Mixed training sessions with mothers and daughters has proven to be a great community as well as sporting endeavour for Munchen Colmcilles.
Jameson hopes that Munchen Colmcilles, already a very vibrant club, will grow their membership considerably in the coming years thanks to number of children now being exposed to Gaelic games at school.
Next on his to do list is to bring Gaelic football to European School Munich Primary which has close to 1,000 pupils.
“With the help of a PE teacher there who’s originally from Mayo and an LGFA player, we’ll be running 90-minute weekly sessions,” he says.
“The school has also expressed a strong interest in embedding Gaelic games into their school curriculum.
“There are also discussions ongoing with three other International Schools that range in size from approximately 800 to 1,400 pupils across primary and secondary levels.
“The plan is to roll out a six-week Introduction to Gaelic Games programme in each school and create a clear pathway from school participation into sustained club involvement.”
Munchen Colmcilles are making a big effort to grow their youth participation.
In his wildest dreams Jameson never imagined that the Munich GAA Youth Development Programme would be such an overnight success.
What he has seen has convinced him that Gaelic football can quickly become a sport of mass participation in Europe if children are exposed to it through a school’s PE curriculum.
“I don't know where it's going to go or how it's going to progress but at the moment everything seems to be firing on all cylinders, they all seem to be jumping in board,” he says.
“The PE teachers are the key. Once we have them doing it then it will be embedded in the school and become a long-term thing.
“I sat down in October and I wrote up a five-year plan for this, where I wanted to go with it and where I thought it could go. I wrote down 10 targets but I've already hit eight of them so it's already time to reassess and start again.
“I think this could grow very quickly.
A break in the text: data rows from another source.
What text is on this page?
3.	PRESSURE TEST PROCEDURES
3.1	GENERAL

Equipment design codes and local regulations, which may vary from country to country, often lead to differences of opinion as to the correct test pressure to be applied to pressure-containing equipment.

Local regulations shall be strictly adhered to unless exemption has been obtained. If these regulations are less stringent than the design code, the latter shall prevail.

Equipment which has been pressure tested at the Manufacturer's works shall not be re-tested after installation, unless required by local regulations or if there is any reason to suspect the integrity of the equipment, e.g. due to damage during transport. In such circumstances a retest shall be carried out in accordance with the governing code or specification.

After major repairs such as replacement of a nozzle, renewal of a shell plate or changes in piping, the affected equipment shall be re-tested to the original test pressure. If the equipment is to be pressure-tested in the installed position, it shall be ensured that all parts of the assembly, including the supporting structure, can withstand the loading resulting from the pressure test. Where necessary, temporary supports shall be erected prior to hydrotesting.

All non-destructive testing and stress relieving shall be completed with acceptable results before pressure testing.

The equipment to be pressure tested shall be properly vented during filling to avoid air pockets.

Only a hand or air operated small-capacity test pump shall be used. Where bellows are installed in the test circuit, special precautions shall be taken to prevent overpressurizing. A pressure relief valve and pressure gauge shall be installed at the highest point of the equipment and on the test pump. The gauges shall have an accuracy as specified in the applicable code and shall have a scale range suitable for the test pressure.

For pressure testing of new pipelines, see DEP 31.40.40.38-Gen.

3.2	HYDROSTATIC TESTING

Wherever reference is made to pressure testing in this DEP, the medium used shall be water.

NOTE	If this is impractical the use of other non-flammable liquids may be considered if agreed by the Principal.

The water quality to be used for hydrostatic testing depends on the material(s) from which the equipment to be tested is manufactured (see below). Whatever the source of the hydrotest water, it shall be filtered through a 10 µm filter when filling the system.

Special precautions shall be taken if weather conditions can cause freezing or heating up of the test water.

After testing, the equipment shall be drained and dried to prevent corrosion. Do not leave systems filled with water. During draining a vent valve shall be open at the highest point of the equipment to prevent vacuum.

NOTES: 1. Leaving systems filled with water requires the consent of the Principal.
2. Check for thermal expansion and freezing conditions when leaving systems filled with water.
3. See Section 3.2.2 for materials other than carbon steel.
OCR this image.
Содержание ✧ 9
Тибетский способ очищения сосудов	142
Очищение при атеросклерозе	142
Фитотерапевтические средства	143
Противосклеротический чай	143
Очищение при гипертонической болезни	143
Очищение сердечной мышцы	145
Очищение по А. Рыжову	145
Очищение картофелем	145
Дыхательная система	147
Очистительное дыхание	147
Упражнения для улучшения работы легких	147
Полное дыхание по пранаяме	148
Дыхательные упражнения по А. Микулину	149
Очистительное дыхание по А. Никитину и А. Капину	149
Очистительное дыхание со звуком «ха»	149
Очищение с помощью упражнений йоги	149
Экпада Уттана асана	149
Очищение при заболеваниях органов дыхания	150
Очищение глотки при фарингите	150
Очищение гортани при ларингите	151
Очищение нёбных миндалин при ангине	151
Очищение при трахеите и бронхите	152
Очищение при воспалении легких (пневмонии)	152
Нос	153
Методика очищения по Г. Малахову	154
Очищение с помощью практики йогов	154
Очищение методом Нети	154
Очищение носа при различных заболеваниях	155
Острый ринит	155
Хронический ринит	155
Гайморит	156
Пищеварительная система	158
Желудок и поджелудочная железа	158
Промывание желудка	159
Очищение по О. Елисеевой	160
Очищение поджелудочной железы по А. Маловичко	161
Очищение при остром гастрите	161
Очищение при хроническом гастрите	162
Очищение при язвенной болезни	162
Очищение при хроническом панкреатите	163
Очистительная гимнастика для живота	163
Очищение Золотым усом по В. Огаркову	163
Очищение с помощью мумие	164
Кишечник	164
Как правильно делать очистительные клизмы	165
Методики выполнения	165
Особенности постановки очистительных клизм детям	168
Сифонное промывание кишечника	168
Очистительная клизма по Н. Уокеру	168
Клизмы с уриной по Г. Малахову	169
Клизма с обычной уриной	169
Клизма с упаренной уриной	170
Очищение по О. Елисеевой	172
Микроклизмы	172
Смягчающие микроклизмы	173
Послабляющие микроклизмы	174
Kids Gaelic games in Europe in general is spreading really quickly thanks to Pearse Bell, the Youth Officer for Gaelic Games Europe, who is doing great work
“You just have to look at Brittany and Galicia to see how quickly it's spreading and that’s largely down to coaching the games in schools there so there’s the potential for it to grow the same way in Germany and other countries.
“I referee matches all across Europe and you could be refereeing a team from Italy and they're all speaking to each other in Italian or you go referee in France and they're all speaking French.
“It's local kids learning these games and they're loving it and they'll then pass it on to their friends and family.”